Gastrointestinal physiology and digestive disorders in sleep

Digestive system and sleep is an excellent example of brain-body interaction. New advances in measuring techniques provide an opportunity to evaluate physiology that is dependent upon the sleep/wake state or circadian rhythm and potentially differentiate between normal and pathological conditions.

It has been demonstrated that sleep and circadian factors influence appetite, nutrient absorption, and metabolism. Disruption of sleep and circadian rhythms may increase vulnerability to digestive disorders, including reflux, ulcers, inflammatory bowel issues, irritable bowel disease, and gastrointestinal cancer.
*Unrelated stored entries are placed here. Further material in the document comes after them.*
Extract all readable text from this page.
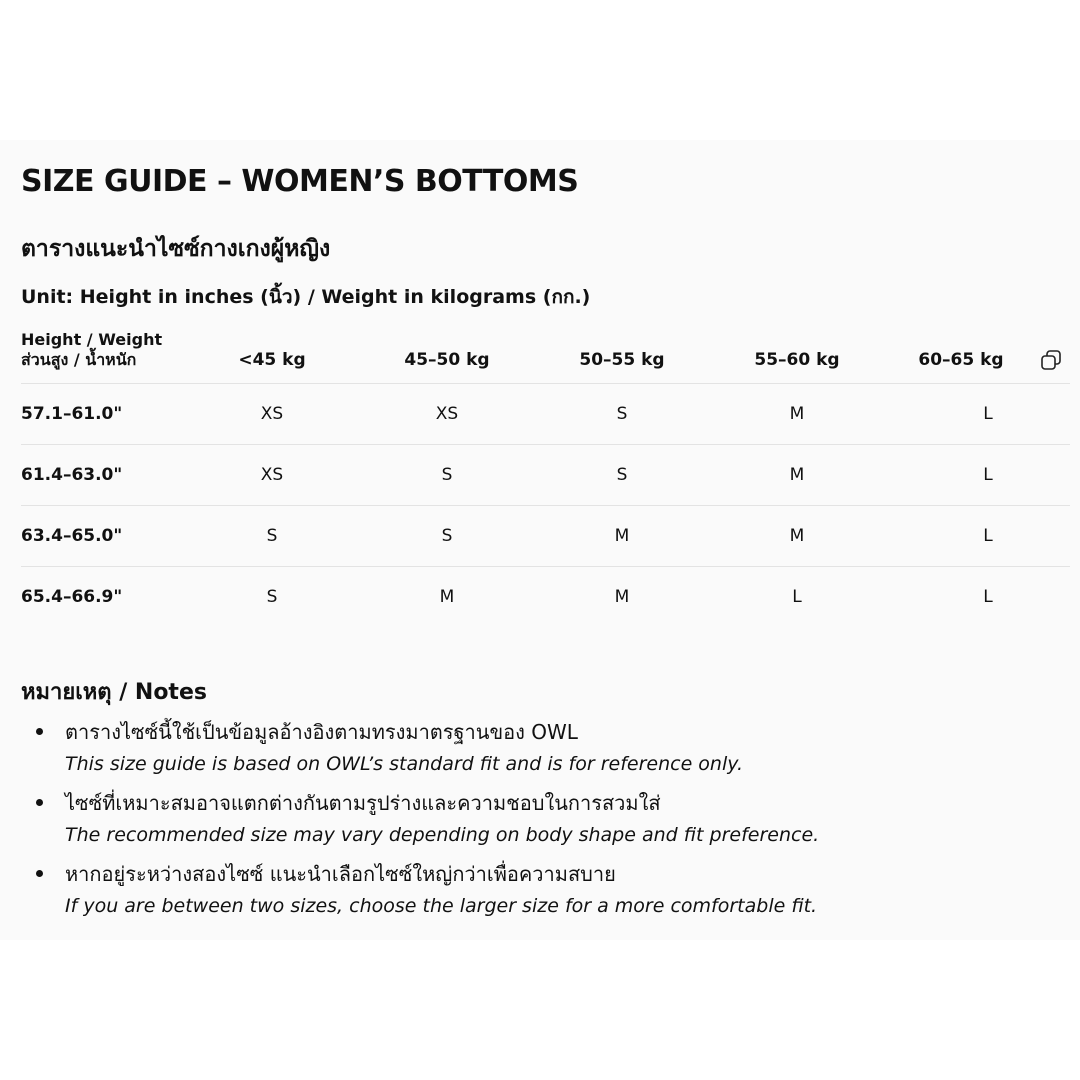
SIZE GUIDE – WOMEN’S BOTTOMS
ตารางแนะนำไซซ์กางเกงผู้หญิง
Unit: Height in inches (นิ้ว) / Weight in kilograms (กก.)
Height / Weight
ส่วนสูง / น้ำหนัก	<45 kg	45–50 kg	50–55 kg	55–60 kg	60–65 kg
57.1–61.0"	XS	XS	S	M	L
61.4–63.0"	XS	S	S	M	L
63.4–65.0"	S	S	M	M	L
65.4–66.9"	S	M	M	L	L
หมายเหตุ / Notes
ตารางไซซ์นี้ใช้เป็นข้อมูลอ้างอิงตามทรงมาตรฐานของ OWL
This size guide is based on OWL’s standard fit and is for reference only.
ไซซ์ที่เหมาะสมอาจแตกต่างกันตามรูปร่างและความชอบในการสวมใส่
The recommended size may vary depending on body shape and fit preference.
หากอยู่ระหว่างสองไซซ์ แนะนำเลือกไซซ์ใหญ่กว่าเพื่อความสบาย
If you are between two sizes, choose the larger size for a more comfortable fit.
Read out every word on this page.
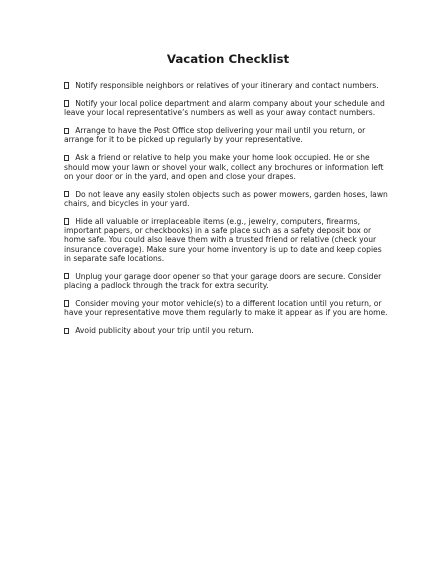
Vacation Checklist
Notify responsible neighbors or relatives of your itinerary and contact numbers.
Notify your local police department and alarm company about your schedule and leave your local representative’s numbers as well as your away contact numbers.
Arrange to have the Post Office stop delivering your mail until you return, or arrange for it to be picked up regularly by your representative.
Ask a friend or relative to help you make your home look occupied. He or she should mow your lawn or shovel your walk, collect any brochures or information left on your door or in the yard, and open and close your drapes.
Do not leave any easily stolen objects such as power mowers, garden hoses, lawn chairs, and bicycles in your yard.
Hide all valuable or irreplaceable items (e.g., jewelry, computers, firearms, important papers, or checkbooks) in a safe place such as a safety deposit box or home safe. You could also leave them with a trusted friend or relative (check your insurance coverage). Make sure your home inventory is up to date and keep copies in separate safe locations.
Unplug your garage door opener so that your garage doors are secure. Consider placing a padlock through the track for extra security.
Consider moving your motor vehicle(s) to a different location until you return, or have your representative move them regularly to make it appear as if you are home.
Avoid publicity about your trip until you return.
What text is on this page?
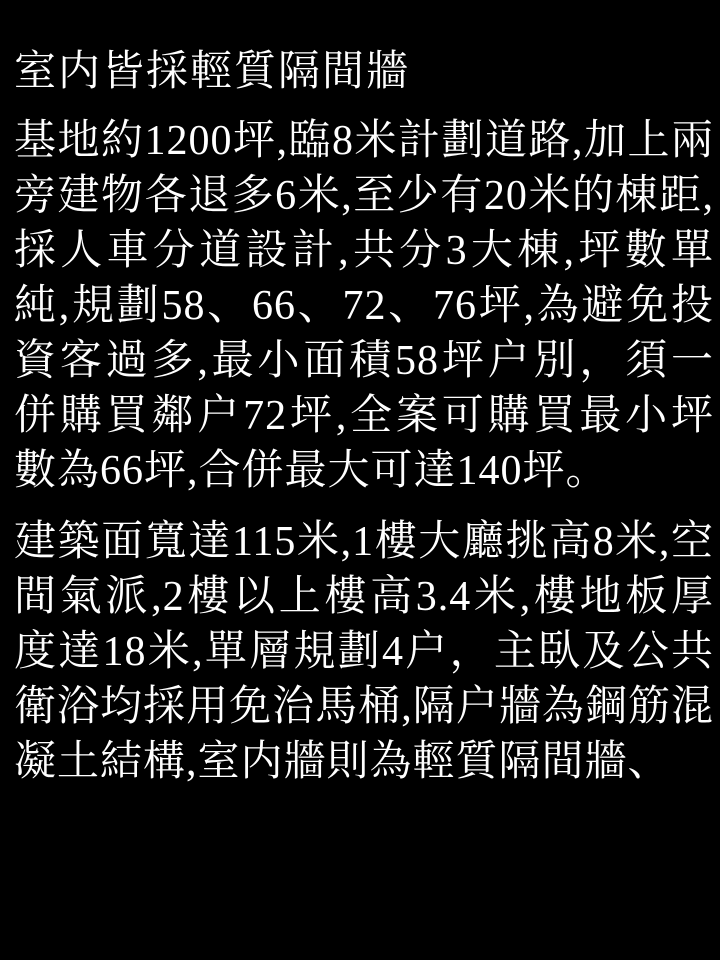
室内皆採輕質隔間牆

基地約1200坪,臨8米計劃道路,加上兩旁建物各退多6米,至少有20米的棟距,採人車分道設計,共分3大棟,坪數單純,規劃58、66、72、76坪,為避免投資客過多,最小面積58坪户別，須一併購買鄰户72坪,全案可購買最小坪數為66坪,合併最大可達140坪。

建築面寬達115米,1樓大廳挑高8米,空間氣派,2樓以上樓高3.4米,樓地板厚度達18米,單層規劃4户，主臥及公共衛浴均採用免治馬桶,隔户牆為鋼筋混凝土結構,室内牆則為輕質隔間牆、
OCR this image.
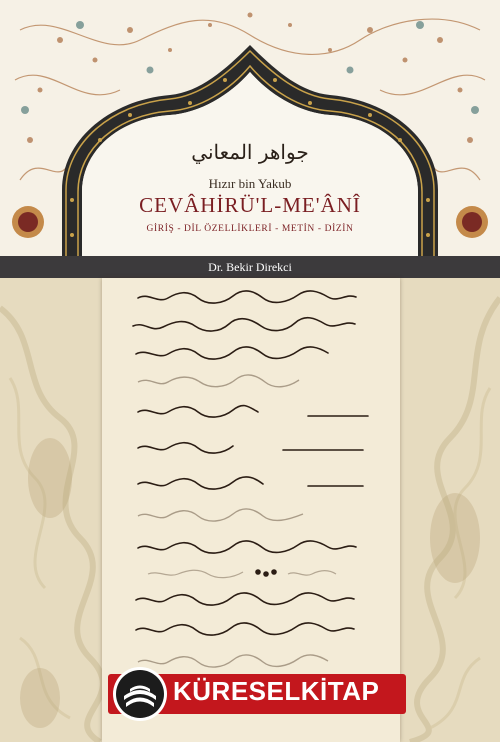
جواهر المعاني
Hızır bin Yakub
CEVÂHİRÜ'L-ME'ÂNÎ
GİRİŞ - DİL ÖZELLİKLERİ - METİN - DİZİN
Dr. Bekir Direkci
KÜRESELKİTAP
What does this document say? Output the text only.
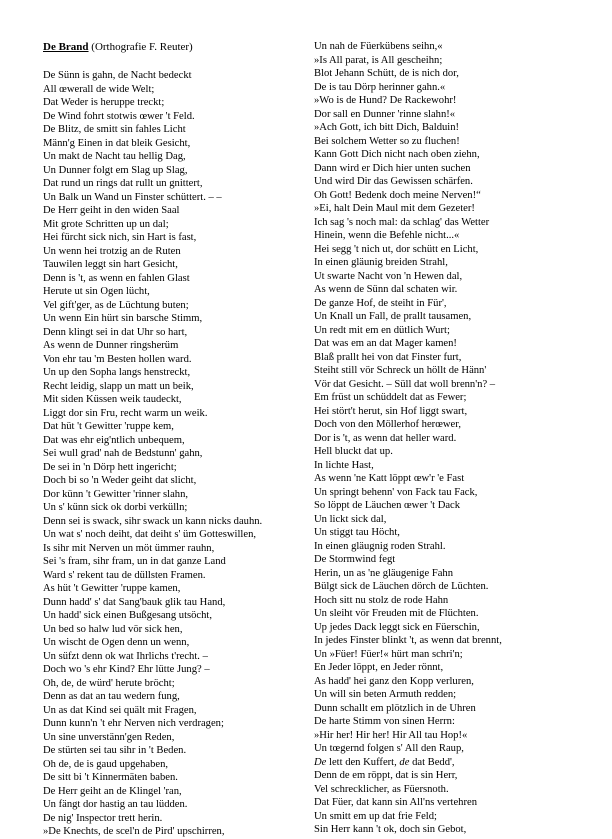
De Brand (Orthografie F. Reuter)
De Sünn is gahn, de Nacht bedeckt
All œwerall de wide Welt;
Dat Weder is heruppe treckt;
De Wind fohrt stotwis œwer 't Feld.
De Blitz, de smitt sin fahles Licht
Männ'g Einen in dat bleik Gesicht,
Un makt de Nacht tau hellig Dag,
Un Dunner folgt em Slag up Slag,
Dat rund un rings dat rullt un gnittert,
Un Balk un Wand un Finster schüttert. – –
De Herr geiht in den widen Saal
Mit grote Schritten up un dal;
Hei fürcht sick nich, sin Hart is fast,
Un wenn hei trotzig an de Ruten
Tauwilen leggt sin hart Gesicht,
Denn is 't, as wenn en fahlen Glast
Herute ut sin Ogen lücht,
Vel gift'ger, as de Lüchtung buten;
Un wenn Ein hürt sin barsche Stimm,
Denn klingt sei in dat Uhr so hart,
As wenn de Dunner ringsherüm
Von ehr tau 'm Besten hollen ward.
Un up den Sopha langs henstreckt,
Recht leidig, slapp un matt un beik,
Mit siden Küssen weik taudeckt,
Liggt dor sin Fru, recht warm un weik.
Dat hüt 't Gewitter 'ruppe kem,
Dat was ehr eig'ntlich unbequem,
Sei wull grad' nah de Bedstunn' gahn,
De sei in 'n Dörp hett ingericht;
Doch bi so 'n Weder geiht dat slicht,
Dor künn 't Gewitter 'rinner slahn,
Un s' künn sick ok dorbi verkülln;
Denn sei is swack, sihr swack un kann nicks dauhn.
Un wat s' noch deiht, dat deiht s' üm Gotteswillen,
Is sihr mit Nerven un möt ümmer rauhn,
Sei 's fram, sihr fram, un in dat ganze Land
Ward s' rekent tau de düllsten Framen.
As hüt 't Gewitter 'ruppe kamen,
Dunn hadd' s' dat Sang'bauk glik tau Hand,
Un hadd' sick einen Bußgesang utsöcht,
Un bed so halw lud vör sick hen,
Un wischt de Ogen denn un wenn,
Un süfzt denn ok wat Ihrlichs t'recht. –
Doch wo 's ehr Kind? Ehr lütte Jung? –
Oh, de, de würd' herute bröcht;
Denn as dat an tau wedern fung,
Un as dat Kind sei quält mit Fragen,
Dunn kunn'n 't ehr Nerven nich verdragen;
Un sine unverstänn'gen Reden,
De stürten sei tau sihr in 't Beden.
Oh de, de is gaud upgehaben,
De sitt bi 't Kinnermäten baben.
De Herr geiht an de Klingel 'ran,
Un fängt dor hastig an tau lüdden.
De nig' Inspector trett herin.
»De Knechts, de scel'n de Pird' upschirren,
Un nah de Füerkübens seihn,«
»Is All parat, is All gescheihn;
Blot Jehann Schütt, de is nich dor,
De is tau Dörp herinner gahn.«
»Wo is de Hund? De Rackewohr!
Dor sall en Dunner 'rinne slahn!«
»Ach Gott, ich bitt Dich, Balduin!
Bei solchem Wetter so zu fluchen!
Kann Gott Dich nicht nach oben ziehn,
Dann wird er Dich hier unten suchen
Und wird Dir das Gewissen schärfen.
Oh Gott! Bedenk doch meine Nerven!“
»Ei, halt Dein Maul mit dem Gezeter!
Ich sag 's noch mal: da schlag' das Wetter
Hinein, wenn die Befehle nicht...«
Hei segg 't nich ut, dor schütt en Licht,
In einen gläunig breiden Strahl,
Ut swarte Nacht von 'n Hewen dal,
As wenn de Sünn dal schaten wir.
De ganze Hof, de steiht in Für',
Un Knall un Fall, de prallt tausamen,
Un redt mit em en dütlich Wurt;
Dat was em an dat Mager kamen!
Blaß prallt hei von dat Finster furt,
Steiht still vör Schreck un höllt de Hänn'
Vör dat Gesicht. – Süll dat woll brenn'n? –
Em früst un schüddelt dat as Fewer;
Hei stört't herut, sin Hof liggt swart,
Doch von den Möllerhof herœwer,
Dor is 't, as wenn dat heller ward.
Hell bluckt dat up.
In lichte Hast,
As wenn 'ne Katt löppt œw'r 'e Fast
Un springt behenn' von Fack tau Fack,
So löppt de Läuchen œwer 't Dack
Un lickt sick dal,
Un stiggt tau Höcht,
In einen gläugnig roden Strahl.
De Stormwind fegt
Herin, un as 'ne gläugenige Fahn
Bülgt sick de Läuchen dörch de Lüchten.
Hoch sitt nu stolz de rode Hahn
Un sleiht vör Freuden mit de Flüchten.
Up jedes Dack leggt sick en Füerschin,
In jedes Finster blinkt 't, as wenn dat brennt,
Un »Füer! Füer!« hürt man schri'n;
En Jeder löppt, en Jeder rönnt,
As hadd' hei ganz den Kopp verluren,
Un will sin beten Armuth redden;
Dunn schallt em plötzlich in de Uhren
De harte Stimm von sinen Herrn:
»Hir her! Hir her! Hir All tau Hop!«
Un tœgernd folgen s' All den Raup,
De lett den Kuffert, de dat Bedd',
Denn de em röppt, dat is sin Herr,
Vel schrecklicher, as Füersnoth.
Dat Füer, dat kann sin All'ns vertehren
Un smitt em up dat frie Feld;
Sin Herr kann 't ok, doch sin Gebot,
Sleep deprivation and impaired sleep quality have been associated with poor health outcomes. Many patients experience sleep disturbances, which can increase the risk of medical conditions such as hypertension, obesity, stroke, and heart disease as well as increase overall mortality.

Proinflammatory cytokines, such as tumor necrosis factor, interleukin-1, and interleukin-6, have been associated with sleep dysfunction. Alterations in these cytokines have been seen in certain gastrointestinal diseases, such as gastroesophageal reflux disease, inflammatory bowel disease, liver disorders, and colorectal cancer. Sleep disorders have been linked to neurocognitive effects such as slower response time, impaired attention, and increased likelihood of falling asleep at work. Most studies suggest that the daily sleep requirement for adults is 7 to 9 hours per night.

The connection between the brain and the gastrointestinal system is imperative to the regulation of the digestive tract and maintenance of the gut immune system.

The gut-brain axis works through mechanisms that involve immune activation, intestinal permeability, and enteroendocrine signaling. This bidirectional network involves the central nervous system (CNS), autonomic nervous system, and enteric nervous system (ENS). The network incorporates sympathetic and parasympathetic activity, which drive afferent signals through enteric and vagal pathways to the CNS and efferent signals from the CNS to the intestine. There are neural and hormonal influences that allow the brain to modulate the activity of intestinal cells such as interstitial cells of Cajal, enterochromaffin cells, and smooth muscle cells. This dynamic relationship between the brain and the gastrointestinal system involves feedback loops, which also influence the circadian rhythm and sleep regulation pathways. This suggests that there is a relationship between sleep disturbances and physiologic changes of the gastrointestinal tract.

Obesity plays a significant role in multiple gastrointestinal disease processes, such as GERD, hepatic steatosis, and potentially colon cancer. Obesity is a major risk factor for sleep apnea, resulting in poor sleep, which can, in turn, lead to gastrointestinal disease. A strong focus on weight reduction can improve existing symptoms in patients with underlying gastrointestinal conditions. Furthermore, weight reduction can potentially reduce the risk of a patient developing certain disease states.